Willi wird weiterhin regelmäßig 1x wöchentlich in unser Therapiezentrum kommen, um seine motorischen Fähigkeiten weiter zu verbessern. Auch eine weitere Intensivphase im Sommer ist geplant.

Wir wünschen Willi alles Gute und freuen uns ihn weiterhin auf seinem Lebensweg begleiten zu können!









Großzügige Spende für Intensivtherapie

Willis Intensivtherapie im Juni 2022 wurde dank einer großzügigen Spende des Vereins freiraum-europa ermöglicht. freiraum-europa unterstützt vorwiegend Kinder und Jugendliche, die vom Schicksal schwer getroffen wurden.

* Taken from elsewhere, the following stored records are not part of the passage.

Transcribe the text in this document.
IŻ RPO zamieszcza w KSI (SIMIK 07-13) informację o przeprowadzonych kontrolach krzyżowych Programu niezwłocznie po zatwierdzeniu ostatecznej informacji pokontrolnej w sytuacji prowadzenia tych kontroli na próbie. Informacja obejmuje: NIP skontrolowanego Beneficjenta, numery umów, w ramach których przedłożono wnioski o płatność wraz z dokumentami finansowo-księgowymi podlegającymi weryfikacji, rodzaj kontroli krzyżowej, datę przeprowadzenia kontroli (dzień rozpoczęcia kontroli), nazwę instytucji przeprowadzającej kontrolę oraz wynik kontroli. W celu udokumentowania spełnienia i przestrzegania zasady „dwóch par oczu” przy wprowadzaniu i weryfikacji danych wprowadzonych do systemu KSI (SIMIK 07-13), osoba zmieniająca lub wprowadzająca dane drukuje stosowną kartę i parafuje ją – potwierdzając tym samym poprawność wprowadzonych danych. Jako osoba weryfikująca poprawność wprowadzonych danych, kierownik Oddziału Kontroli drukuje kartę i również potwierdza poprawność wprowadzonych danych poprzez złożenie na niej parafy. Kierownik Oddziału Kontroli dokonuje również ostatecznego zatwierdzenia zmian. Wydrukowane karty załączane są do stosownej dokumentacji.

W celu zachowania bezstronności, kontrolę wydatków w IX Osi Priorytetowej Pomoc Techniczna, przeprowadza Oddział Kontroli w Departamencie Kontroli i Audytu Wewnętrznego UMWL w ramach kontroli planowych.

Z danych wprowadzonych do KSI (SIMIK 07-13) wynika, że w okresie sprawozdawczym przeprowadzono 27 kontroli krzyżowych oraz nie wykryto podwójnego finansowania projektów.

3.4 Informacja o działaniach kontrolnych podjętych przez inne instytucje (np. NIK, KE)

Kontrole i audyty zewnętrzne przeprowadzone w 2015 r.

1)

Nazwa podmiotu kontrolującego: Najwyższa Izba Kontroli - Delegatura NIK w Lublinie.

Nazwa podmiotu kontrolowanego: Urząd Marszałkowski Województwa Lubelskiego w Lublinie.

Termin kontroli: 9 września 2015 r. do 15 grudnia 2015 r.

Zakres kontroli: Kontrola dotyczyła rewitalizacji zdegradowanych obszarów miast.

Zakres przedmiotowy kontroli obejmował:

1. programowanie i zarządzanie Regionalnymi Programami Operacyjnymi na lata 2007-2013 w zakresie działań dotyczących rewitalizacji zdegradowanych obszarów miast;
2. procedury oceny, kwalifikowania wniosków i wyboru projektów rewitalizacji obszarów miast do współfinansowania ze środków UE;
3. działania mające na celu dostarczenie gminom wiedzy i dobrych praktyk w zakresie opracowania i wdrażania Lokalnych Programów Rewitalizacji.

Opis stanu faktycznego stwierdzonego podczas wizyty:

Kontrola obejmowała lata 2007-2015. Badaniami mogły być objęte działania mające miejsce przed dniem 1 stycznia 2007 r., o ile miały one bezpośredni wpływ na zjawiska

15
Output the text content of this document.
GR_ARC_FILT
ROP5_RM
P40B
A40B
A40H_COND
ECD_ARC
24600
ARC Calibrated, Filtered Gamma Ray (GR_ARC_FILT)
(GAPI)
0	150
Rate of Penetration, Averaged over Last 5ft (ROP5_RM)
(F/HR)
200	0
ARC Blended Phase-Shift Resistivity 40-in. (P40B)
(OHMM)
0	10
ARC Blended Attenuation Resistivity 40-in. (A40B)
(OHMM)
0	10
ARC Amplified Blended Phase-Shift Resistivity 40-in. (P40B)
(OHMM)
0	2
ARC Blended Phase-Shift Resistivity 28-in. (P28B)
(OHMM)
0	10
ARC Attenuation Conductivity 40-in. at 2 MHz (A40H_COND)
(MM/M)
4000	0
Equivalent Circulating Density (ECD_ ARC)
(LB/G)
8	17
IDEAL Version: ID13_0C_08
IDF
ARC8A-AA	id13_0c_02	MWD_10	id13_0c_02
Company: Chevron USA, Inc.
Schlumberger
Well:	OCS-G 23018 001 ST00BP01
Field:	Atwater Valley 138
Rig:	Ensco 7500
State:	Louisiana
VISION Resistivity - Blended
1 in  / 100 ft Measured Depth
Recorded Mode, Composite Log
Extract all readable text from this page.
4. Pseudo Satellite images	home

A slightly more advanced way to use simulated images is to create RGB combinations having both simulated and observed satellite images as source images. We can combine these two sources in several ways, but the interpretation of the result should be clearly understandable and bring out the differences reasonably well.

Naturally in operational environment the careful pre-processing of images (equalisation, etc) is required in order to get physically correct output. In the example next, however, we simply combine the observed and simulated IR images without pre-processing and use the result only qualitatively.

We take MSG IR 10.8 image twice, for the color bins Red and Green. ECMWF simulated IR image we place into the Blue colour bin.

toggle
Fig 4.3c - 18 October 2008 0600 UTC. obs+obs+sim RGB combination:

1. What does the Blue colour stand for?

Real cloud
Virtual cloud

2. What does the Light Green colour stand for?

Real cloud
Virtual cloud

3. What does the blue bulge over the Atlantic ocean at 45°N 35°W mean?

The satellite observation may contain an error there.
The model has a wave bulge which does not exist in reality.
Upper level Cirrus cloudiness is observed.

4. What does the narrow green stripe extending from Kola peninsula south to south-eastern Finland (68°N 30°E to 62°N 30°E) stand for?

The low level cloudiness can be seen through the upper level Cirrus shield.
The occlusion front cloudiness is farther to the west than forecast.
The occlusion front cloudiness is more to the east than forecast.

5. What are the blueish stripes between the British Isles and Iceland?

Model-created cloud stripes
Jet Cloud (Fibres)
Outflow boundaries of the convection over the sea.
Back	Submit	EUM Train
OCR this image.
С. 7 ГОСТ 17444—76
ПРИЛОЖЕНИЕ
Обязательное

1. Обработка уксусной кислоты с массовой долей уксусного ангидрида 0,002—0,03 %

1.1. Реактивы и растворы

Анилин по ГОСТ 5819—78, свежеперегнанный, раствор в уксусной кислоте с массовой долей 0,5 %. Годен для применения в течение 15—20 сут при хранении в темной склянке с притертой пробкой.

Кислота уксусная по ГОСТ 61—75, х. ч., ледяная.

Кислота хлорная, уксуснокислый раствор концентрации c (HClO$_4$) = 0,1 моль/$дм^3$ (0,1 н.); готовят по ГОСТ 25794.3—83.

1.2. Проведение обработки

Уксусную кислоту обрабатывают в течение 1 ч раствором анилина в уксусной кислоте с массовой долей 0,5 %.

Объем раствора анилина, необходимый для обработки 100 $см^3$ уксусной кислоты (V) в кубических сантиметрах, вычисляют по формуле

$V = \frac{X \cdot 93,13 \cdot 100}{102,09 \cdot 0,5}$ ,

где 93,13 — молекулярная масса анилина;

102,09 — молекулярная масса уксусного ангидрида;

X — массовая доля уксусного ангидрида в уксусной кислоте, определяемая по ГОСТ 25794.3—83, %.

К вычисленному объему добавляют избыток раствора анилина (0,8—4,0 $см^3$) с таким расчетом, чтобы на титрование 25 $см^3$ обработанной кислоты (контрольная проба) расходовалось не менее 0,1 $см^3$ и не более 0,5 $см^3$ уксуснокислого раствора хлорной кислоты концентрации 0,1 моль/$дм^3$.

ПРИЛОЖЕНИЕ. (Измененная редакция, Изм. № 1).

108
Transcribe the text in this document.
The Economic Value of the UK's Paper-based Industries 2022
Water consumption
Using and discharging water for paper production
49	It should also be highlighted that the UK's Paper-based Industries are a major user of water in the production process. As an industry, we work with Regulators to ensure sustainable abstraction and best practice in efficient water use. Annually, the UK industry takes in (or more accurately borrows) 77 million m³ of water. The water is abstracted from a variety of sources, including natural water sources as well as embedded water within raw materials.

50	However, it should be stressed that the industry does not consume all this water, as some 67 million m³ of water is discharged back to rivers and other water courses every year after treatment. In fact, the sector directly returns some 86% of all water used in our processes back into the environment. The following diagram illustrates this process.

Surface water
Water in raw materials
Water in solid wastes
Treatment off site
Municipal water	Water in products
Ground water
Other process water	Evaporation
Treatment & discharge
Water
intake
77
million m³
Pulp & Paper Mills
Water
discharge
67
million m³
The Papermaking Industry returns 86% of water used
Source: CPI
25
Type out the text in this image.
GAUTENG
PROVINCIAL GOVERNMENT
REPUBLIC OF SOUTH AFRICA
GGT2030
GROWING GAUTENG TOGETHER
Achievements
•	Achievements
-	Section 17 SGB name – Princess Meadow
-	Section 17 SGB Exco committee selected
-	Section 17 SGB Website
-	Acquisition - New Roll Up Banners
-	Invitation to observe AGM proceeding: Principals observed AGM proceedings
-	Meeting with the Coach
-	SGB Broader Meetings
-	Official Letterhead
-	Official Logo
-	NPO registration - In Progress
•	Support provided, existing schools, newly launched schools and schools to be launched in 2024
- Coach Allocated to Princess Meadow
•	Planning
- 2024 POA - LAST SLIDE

Die positiven Entwicklungen seit der Gründung sind den vielen haupt- und ehrenamtlichen MitarbeiterInnen von freiraum-europa zu verdanken. freiraum-europa unterstützt im In- und Ausland behinderte Menschen in Notlagen mit Sach- und Geldspenden sowie Beratungs- und Bildungsleistungen. "Es ist uns wichtig, insbesondere dort zu helfen, wo Hilfe am nötigsten ist“.